NASTAR (NAtional STAndard Race) racing is available to the public as well as Epic Race, Saturdays and Sundays, allowing racers to compare their race results to other NASTAR competitors. There are additional events held throughout the season, including a New Year's Eve party, Rail Jams, and numerous ski races.

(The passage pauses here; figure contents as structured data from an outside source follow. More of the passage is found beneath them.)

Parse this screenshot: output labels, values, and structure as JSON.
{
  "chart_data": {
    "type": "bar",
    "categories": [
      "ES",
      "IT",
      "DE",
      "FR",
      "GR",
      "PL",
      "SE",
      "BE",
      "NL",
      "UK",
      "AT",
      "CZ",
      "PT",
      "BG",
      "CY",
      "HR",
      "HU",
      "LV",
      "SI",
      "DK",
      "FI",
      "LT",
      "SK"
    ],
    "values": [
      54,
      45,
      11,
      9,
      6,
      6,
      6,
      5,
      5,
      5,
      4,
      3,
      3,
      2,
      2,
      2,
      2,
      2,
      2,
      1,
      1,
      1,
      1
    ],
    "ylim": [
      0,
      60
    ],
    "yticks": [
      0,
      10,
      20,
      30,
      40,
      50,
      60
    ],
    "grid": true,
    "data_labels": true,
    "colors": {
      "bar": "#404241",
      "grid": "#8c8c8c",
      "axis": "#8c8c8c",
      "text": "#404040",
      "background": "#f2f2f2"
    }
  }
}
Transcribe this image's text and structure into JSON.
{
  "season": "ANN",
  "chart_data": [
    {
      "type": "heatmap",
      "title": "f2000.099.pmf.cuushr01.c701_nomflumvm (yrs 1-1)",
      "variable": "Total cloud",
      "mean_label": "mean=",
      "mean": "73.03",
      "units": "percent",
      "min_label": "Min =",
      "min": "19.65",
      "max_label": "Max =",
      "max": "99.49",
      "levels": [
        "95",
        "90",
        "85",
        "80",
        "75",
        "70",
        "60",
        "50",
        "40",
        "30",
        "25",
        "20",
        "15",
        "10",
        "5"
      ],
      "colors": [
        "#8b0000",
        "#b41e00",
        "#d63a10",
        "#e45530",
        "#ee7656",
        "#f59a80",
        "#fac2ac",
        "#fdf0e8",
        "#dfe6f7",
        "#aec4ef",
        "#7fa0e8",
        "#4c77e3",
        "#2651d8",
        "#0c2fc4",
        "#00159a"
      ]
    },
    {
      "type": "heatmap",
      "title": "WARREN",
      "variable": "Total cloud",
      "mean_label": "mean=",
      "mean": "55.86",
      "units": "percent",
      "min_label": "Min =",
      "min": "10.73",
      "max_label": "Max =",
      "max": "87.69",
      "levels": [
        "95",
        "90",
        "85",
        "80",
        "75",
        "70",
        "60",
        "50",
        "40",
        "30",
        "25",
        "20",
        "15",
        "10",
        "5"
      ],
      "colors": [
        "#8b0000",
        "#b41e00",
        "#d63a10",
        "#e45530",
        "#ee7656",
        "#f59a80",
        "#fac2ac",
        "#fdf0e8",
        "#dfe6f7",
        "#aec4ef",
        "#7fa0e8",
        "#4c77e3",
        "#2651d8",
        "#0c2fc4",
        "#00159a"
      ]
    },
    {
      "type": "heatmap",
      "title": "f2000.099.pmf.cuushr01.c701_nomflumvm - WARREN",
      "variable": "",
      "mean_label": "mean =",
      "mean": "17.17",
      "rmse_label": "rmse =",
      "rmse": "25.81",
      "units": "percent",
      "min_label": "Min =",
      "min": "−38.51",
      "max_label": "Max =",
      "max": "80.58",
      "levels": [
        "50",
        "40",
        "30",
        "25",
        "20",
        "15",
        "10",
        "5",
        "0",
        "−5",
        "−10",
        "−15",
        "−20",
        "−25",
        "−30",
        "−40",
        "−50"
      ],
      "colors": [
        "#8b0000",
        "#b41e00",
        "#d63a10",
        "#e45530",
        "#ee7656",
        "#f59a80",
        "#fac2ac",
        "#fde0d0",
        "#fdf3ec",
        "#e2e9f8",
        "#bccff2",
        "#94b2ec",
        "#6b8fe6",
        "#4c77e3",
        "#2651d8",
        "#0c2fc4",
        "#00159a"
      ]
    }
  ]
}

==The Golf Club at Mt. Brighton==
The Golf Club at Mt. Brighton is an 18-hole golf course that was added to Mt. Brighton in 2001. Bruce Matthews designed the par 71 course with four sets of tees ranging in yardage from 6,655 to 4,826. This was then closed in July 2020.

==Aspen Extreme==
Mt. Brighton made a national appearance in the 1993 feature-length film, "Aspen Extreme." The movie was filmed on location at Mt. Brighton and also in Aspen, Colorado. The main character, T.J. Burke (played by Paul Gross), walks onto Mt. Brighton in late Fall at the start of the movie. Burke hikes up the Black run to the top of the Red, Black and Silver chairlifts where Dexter Rutecki (Peter Berg) is welding a two-person chair that belonged to the Blue chairlift. The Blue, Green and Yellow chairlifts are on the second peak at Mt. Brighton, which is clearly visible in the background. Throughout the movie, Rutecki wears an orange hat created for the movie, but is mistakenly believed to be the official hat of the Mt. Brighton maintenance department employees. The movie indicates that Mt. Brighton was built on top of an existing land fill, which is somewhat misleading. Mt. Brighton was created with excess road debris from the construction of Interstate 96 and US 23, which could also be considered land fill, not with garbage.

The owners of Mt. Brighton were the Bruhn family, who also managed the golf course during the summer.